I don't write much anymore. I don't share nearly as often as I once did. People ask why. They think they want to know how we are doing. Truth is they truly don't want to know. I realized this shortly after losing Ashley Kate. Its hard to hear the truth. Hard to see that what once was beautiful has become so broken.
I can say that our children are continuing to thrive. Blake has moved on to college. Allison Brooke has begun her junior year of high school. He plays baseball. She cheers both for her high school and competitively. Each of them thrive in the areas they are most comfortable with. They are strong and beautiful and talented. Living their lives to the best of their abilities and always remembering in a piece of their hearts the little girl whom we lost. They loved her. They talk about her often. We smile when we remember some things and we cry when we remember others. Grief sucks. Even at 16 and 18.
The beginning of her life was so very scary. The end of her life was so very sad. The middle... all of those wonderful, amazing, beautiful days of her life between the beginning and the end...that is what truly mattered. She had an incredible life. She was so happy. So loved. So full of joy. Laughter. Happiness.
Today is the second day of school. Its been a brutal one for us. Painful.
A year ago this week we woke up to a nightmare that has yet to end. The second day of school, at 6:48 a.m. our beautiful Ash left our home and went on to her eternal one. The tears have not stopped falling. My heart has not even begun to heal. Our home remains broken. This family forever changed...broken...never again whole. One of us is missing...she is gone...we have been left behind.
Since her departure the loss of joy, laughter, and sparkle that only Ash had has left us so empty. Our home so quiet. Our lives so void of meaning.
The truth is that time does not heal wounds this deep. Hearts do not mend once they are broken. Dreams that are shattered are not replaced or put back together again. Loss is loss. Death is forever. The separation is painful. Always painful. Every moment hurts.
I think I can safely say that we have not known joy even in the smallest amount since the loss of our sweet Ash. I think I can safely say that we may never know it again. Not in this life.
I miss every part of her.
This week is proving to be hard . Cruelty in its highest form. The anniversary of her departure is hanging so heavily here among us that it becomes hard to even breathe. We feel the loss daily, but it is so magnified lately that I can't seem to move. Can't seem to get up.
Everything about our life has changed. Our family. Our home. Our faith. Nothing is the same. We are forever changed by the life and the death of the most beautiful gift we had ever received. It all seems so very wrong.

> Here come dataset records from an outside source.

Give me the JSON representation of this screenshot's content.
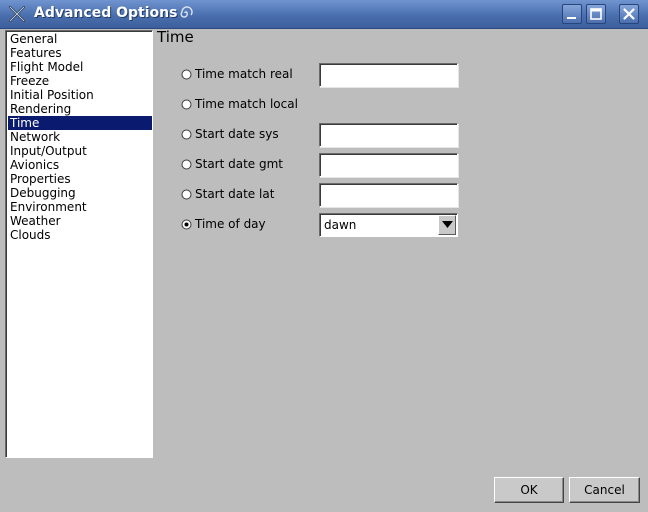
{
  "window": {
    "title": "Advanced Options"
  },
  "sidebar": {
    "items": [
      {
        "label": "General"
      },
      {
        "label": "Features"
      },
      {
        "label": "Flight Model"
      },
      {
        "label": "Freeze"
      },
      {
        "label": "Initial Position"
      },
      {
        "label": "Rendering"
      },
      {
        "label": "Time",
        "selected": true
      },
      {
        "label": "Network"
      },
      {
        "label": "Input/Output"
      },
      {
        "label": "Avionics"
      },
      {
        "label": "Properties"
      },
      {
        "label": "Debugging"
      },
      {
        "label": "Environment"
      },
      {
        "label": "Weather"
      },
      {
        "label": "Clouds"
      }
    ]
  },
  "main": {
    "title": "Time",
    "options": [
      {
        "label": "Time match real",
        "has_field": true,
        "value": "",
        "selected": false
      },
      {
        "label": "Time match local",
        "has_field": false,
        "selected": false
      },
      {
        "label": "Start date sys",
        "has_field": true,
        "value": "",
        "selected": false
      },
      {
        "label": "Start date gmt",
        "has_field": true,
        "value": "",
        "selected": false
      },
      {
        "label": "Start date lat",
        "has_field": true,
        "value": "",
        "selected": false
      },
      {
        "label": "Time of day",
        "has_field": false,
        "selected": true
      }
    ],
    "time_of_day_value": "dawn"
  },
  "buttons": {
    "ok": "OK",
    "cancel": "Cancel"
  },
  "colors": {
    "title_bar": "#4a6fae",
    "selection": "#0a1a6e",
    "dialog_bg": "#bdbdbd"
  }
}
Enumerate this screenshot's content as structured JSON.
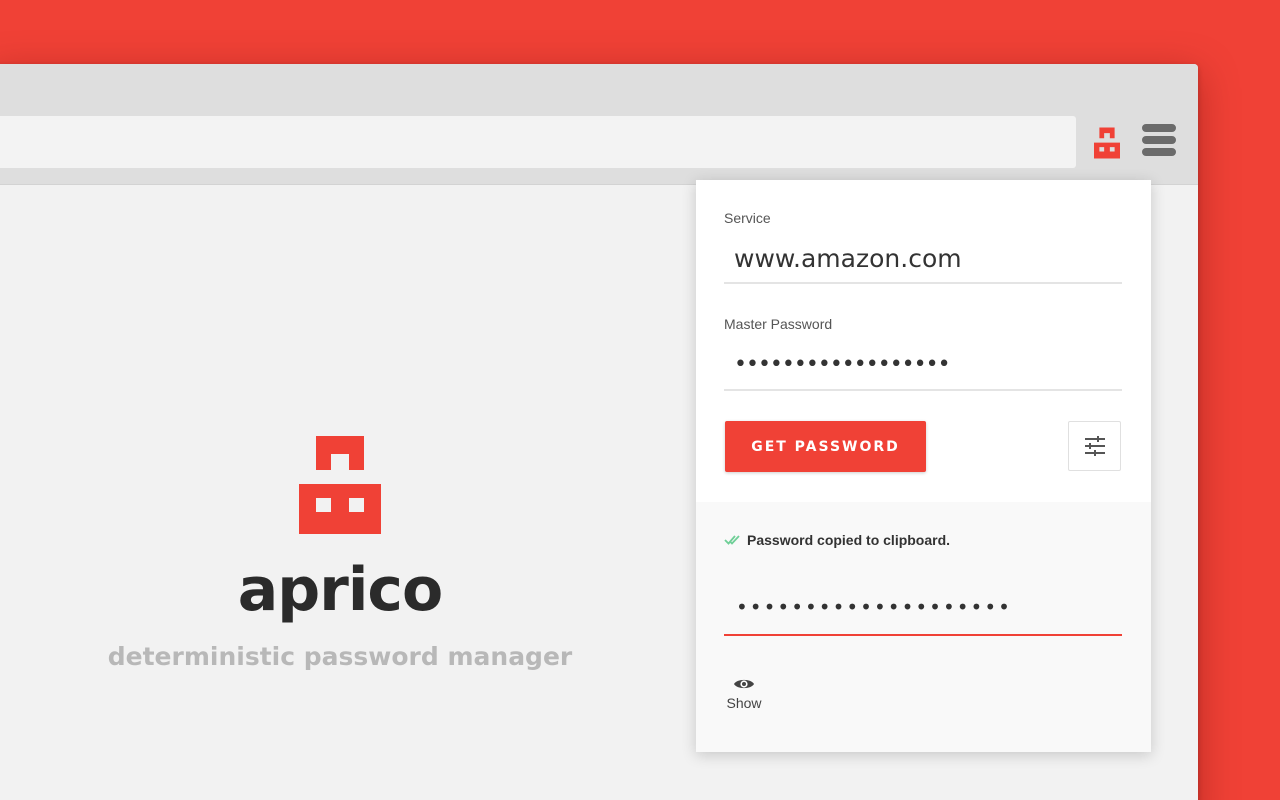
{
  "colors": {
    "accent": "#f04136",
    "background": "#f04136",
    "text_dark": "#2b2b2b",
    "text_muted": "#b8b8b8",
    "success": "#6fcf97"
  },
  "browser": {
    "extension_icon": "aprico-logo-icon",
    "menu_icon": "hamburger-menu-icon"
  },
  "branding": {
    "logo_icon": "aprico-logo-icon",
    "name": "aprico",
    "tagline": "deterministic password manager"
  },
  "popup": {
    "service": {
      "label": "Service",
      "value": "www.amazon.com"
    },
    "master_password": {
      "label": "Master Password",
      "value": "••••••••••••••••••"
    },
    "get_password_button": "GET PASSWORD",
    "settings_icon": "sliders-icon",
    "result": {
      "status_icon": "double-check-icon",
      "status_text": "Password copied to clipboard.",
      "password_value": "••••••••••••••••••••",
      "show_icon": "eye-icon",
      "show_label": "Show"
    }
  }
}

The memory of those last days, flailing about inside of ourselves, realizing that we were helpless, finally seeing that regardless of our pleas, our cries, our prayers that she would be lost is maddening. It was an impossible place to be in. We had no options. No matter what choices were made there would be pain...there would be suffering...there would be loss. I'll never understand the purpose in her pain. I'll never heal from the suffering she endured. I'll never get it. I struggle daily to find the love, kindness, and mercy in any of it? I fight against what I know is truth and what I felt, and witnessed, and helplessly watched happen to my daughter. I hang on to my faith as tightly as I can because without it I have no hope of ever seeing her again, and yet everything I thought I knew, thought I believed, has been shaken.
In my world I am displaced. There is not another person whom I know that understands the thoughts and feelings that I find inside of me. I am no longer among the transplant community. I am no longer among the community of parents raising a special needs child. I feel so lost. I struggle to find my place. Where do we belong now? Dave and I hang on to the memory of who we were with her and try desperately to find who we are supposed to be without her.
Friday will be the anniversary of her death. I hate knowing that.
As Allie wrote to Ashley Kate on the morning of what should have been her 9th birthday, "I hate living this life without you."